Trump, Pompeo Face Down Beijing in South China Sea As Conflict Brews

China's reported order warning its military not to fire first against U.S. forces in the South China Sea has raised speculation over who has the upper hand between Washington and Beijing, with the superpowers stepping up their operations in the disputed waters.

Sources told the South China Morning Post this week that Chinese pilots and naval officers were under orders to exercise restraint in stand-offs with U.S. planes and warships so as not to give hawks in the White House an excuse to escalate.

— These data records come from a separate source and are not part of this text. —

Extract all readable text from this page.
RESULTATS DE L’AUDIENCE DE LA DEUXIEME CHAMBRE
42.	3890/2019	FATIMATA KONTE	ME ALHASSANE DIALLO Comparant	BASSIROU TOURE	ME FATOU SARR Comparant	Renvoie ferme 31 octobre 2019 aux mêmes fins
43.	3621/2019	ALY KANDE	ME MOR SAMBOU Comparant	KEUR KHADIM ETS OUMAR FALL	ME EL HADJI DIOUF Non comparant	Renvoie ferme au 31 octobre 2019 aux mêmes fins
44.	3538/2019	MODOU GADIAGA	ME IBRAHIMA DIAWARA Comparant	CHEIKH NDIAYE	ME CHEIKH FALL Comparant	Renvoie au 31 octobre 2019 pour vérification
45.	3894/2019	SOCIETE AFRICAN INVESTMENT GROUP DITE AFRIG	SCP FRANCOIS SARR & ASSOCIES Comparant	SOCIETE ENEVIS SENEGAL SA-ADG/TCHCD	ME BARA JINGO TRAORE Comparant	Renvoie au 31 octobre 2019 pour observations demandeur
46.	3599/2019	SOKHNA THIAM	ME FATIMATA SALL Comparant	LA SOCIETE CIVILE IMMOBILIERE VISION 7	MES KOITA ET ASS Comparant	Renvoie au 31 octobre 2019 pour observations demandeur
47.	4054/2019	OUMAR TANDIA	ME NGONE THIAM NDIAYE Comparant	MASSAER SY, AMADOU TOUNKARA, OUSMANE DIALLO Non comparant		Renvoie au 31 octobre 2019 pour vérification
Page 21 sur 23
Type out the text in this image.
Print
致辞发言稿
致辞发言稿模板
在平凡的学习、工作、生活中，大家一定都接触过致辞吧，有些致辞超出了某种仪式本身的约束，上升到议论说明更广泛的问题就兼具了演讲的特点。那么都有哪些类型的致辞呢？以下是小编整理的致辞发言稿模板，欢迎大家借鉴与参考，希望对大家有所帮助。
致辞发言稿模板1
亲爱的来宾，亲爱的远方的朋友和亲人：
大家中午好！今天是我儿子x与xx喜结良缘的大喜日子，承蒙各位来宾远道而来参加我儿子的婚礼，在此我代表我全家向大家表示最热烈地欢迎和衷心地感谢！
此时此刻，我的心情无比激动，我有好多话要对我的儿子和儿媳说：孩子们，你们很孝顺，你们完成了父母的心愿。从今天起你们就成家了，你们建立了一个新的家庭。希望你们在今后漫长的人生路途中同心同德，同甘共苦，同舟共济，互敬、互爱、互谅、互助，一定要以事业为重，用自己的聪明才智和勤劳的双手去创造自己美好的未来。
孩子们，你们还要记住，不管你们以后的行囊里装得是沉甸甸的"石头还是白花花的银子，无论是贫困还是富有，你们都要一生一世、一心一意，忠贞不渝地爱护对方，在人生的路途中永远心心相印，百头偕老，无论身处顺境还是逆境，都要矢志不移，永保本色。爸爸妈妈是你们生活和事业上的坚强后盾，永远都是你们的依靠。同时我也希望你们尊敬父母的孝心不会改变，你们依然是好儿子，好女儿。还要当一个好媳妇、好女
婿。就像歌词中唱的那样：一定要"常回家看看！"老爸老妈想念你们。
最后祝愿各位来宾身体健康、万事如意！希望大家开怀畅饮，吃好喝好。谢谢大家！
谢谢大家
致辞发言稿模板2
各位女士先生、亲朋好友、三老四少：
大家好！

Last month, two American aircraft battle groups, the USS Nimitz and USS Ronald Reagan carried out drills in the South China Sea, as well as nighttime aerial reconnaissance missions near Guangdong and Fujian provinces.

While China has also conducted naval drills and flyovers around Taiwan, a Chinese military source told the SCMP that its personnel have been told "not to fire the first shot" and said if there is a repeat of 2001's Hainan incident—when a U.S. intelligence aircraft collided with a People's Liberation Army (PLA) fighter jet—there would far more serious consequences today.

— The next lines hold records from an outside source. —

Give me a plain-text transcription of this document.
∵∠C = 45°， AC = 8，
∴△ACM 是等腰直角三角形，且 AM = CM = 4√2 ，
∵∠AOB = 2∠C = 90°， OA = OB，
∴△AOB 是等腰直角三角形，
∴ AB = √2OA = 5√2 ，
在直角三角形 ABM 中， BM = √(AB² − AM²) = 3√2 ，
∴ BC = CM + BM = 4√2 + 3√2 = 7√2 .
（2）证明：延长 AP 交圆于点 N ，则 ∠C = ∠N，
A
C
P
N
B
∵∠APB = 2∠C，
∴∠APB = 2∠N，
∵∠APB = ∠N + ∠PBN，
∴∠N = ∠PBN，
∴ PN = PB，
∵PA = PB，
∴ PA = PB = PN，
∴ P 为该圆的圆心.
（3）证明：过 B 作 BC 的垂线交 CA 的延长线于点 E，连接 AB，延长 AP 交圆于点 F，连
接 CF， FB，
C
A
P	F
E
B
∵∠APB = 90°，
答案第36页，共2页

U.S. Secretary of State Mike Pompeo
U.S. Secretary of State Mike Pompeo delivers a speech on China at the Richard Nixon Presidential Library on July 23, 2020 in Yorba Linda, California. He has criticized China's actions in the South China Sea. David McNew/Getty Images

"Today, the PLA has developed many countermeasures. The Americans won't be able to return in one piece if such an accident ever happens again," the source said, adding, "we are very clear that we will respond with force only as the last resort, when everything else has failed."

Secretary of State Mike Pompeo gave a fiery speech against China last month, which was met with a stern response from Beijing. Talks last week between U.S. Secretary of Defense Mark Esper and his Chinese counterpart Wei Fenghe were aimed at easing tensions stoked by the rhetoric of President Donald Trump.

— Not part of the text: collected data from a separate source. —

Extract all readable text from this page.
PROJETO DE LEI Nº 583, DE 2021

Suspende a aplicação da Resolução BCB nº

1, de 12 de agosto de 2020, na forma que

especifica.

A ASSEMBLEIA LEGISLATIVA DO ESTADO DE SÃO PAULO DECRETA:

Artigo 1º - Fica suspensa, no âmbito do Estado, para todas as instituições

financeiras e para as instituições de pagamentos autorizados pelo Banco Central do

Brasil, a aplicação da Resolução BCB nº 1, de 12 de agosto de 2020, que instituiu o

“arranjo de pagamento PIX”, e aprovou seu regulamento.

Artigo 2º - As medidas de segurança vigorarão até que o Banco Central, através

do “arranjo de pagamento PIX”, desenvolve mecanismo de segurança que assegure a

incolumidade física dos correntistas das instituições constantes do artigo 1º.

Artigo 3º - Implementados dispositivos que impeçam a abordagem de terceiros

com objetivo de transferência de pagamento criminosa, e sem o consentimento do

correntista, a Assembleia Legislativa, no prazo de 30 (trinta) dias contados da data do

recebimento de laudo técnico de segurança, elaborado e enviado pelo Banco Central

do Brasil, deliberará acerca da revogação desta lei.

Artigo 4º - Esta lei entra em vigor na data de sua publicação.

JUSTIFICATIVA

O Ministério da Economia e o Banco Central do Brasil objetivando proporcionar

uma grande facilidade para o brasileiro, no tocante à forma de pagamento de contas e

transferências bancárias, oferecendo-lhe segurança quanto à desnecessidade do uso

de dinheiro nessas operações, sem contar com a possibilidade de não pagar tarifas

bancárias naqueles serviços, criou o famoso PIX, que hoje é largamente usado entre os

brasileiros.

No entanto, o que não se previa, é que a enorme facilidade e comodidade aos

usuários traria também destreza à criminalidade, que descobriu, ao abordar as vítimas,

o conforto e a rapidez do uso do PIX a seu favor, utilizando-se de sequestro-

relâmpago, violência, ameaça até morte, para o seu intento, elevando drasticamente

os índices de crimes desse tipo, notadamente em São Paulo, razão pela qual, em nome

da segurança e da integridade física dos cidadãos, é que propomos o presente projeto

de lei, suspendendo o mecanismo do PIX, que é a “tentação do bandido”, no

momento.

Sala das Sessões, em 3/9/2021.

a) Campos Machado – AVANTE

But is the tough talk a factor in China's reluctance to fire first?

"I suspect this order to the PLA was issued at or before the talks between the two defense ministers, but was deliberately revealed to the press now to add credibility to the recent call by Chinese diplomats to dial down tensions and reopen talks," said Yinan He, associate professor of international relations at Pennsylvania's Lehigh University.

USS Ronald Reagan
US Navy F/A-18 Super Hornets multirole fighters and an EA-18G Growler electronic warfare aircraft (2nd R) onboard USS Ronald Reagan (CVN-76) aircraft carrier as it sails in the South China Sea in October 2019. CATHERINE LAI/Getty Images

"China initially turned its back to Esper's request for a talk. Having realized how precarious the situation was turning, Beijing took a multi-pronged action to mitigate the risk of an inadvertent military clash with the U.S." she told Newsweek.

The prospect of conflict in the region was ramped up when the U.S. defended its military moves near Taiwan, after China sent in personnel to defend claims of sovereignty over the island. However last week, China's Foreign Minister Wang Yi struck a conciliatory tone in an interview with Xinhua, calling for dialogue with the U.S.

Zhiqun Zhu, author of A Critical Decade: China's Foreign Policy 2008-2018, said that Beijing does want to deescalate and Wang's comment that the South China Sea was a "common home for countries in the region" was a departure from China's long-standing sweeping claims in the waters.

He said it was "a sort of concession and friendly gesture, which apparently has not been picked up by the Trump administration."

"Trump and Pompeo seem to be trying to stare down the PLA. They apparently have no interest to deescalate. It's their daily routine to punch China. Most ironic is Pompeo, the top U.S. diplomat, who is supposed to use diplomacy to resolve differences, is the fiercest fighter now," Zhu told Newsweek.

The White House's tough stance on China is expected to continue in the run-up to the U.S. election in November. Pompeo said in July that the U.S. backs a 2016 International Court of Justice decision stating China has no historic title over the South China Sea.

This direct denial of Beijing's territorial claims, shared by other countries in the region, comes amid White House concern that China's fast-growing presence in the South China Sea might be irreversible if no action is taken quickly.

However, Yinan He said President Xi Jinping is unlikely to make any concessions in the region soon.

"Xi is placing the hope on Joe Biden to revert to an Obama-era engagement policy, or on a second-term Trump who may allow more patience for talks. But either way Xi wants to buy time to build up his naval fleet and solidify advantage in the South China Sea, before he can take on the U.S. with confidence," He said.

Beijing's motive to de-escalate is clear. If hostilities break out in the South China Sea or at the Taiwan Strait, China will suffer more casualties and damages than the U.S. since the conflict sites are so close to China's coastal areas. However things are likely to remain tense, for the next few months at least.

"It takes two to tango. If only one side wants to de-escalate, it will not work. So the situation in the South China Sea and Taiwan Strait will remain unstable and dangerous at least through the November election," Zhu told Newsweek.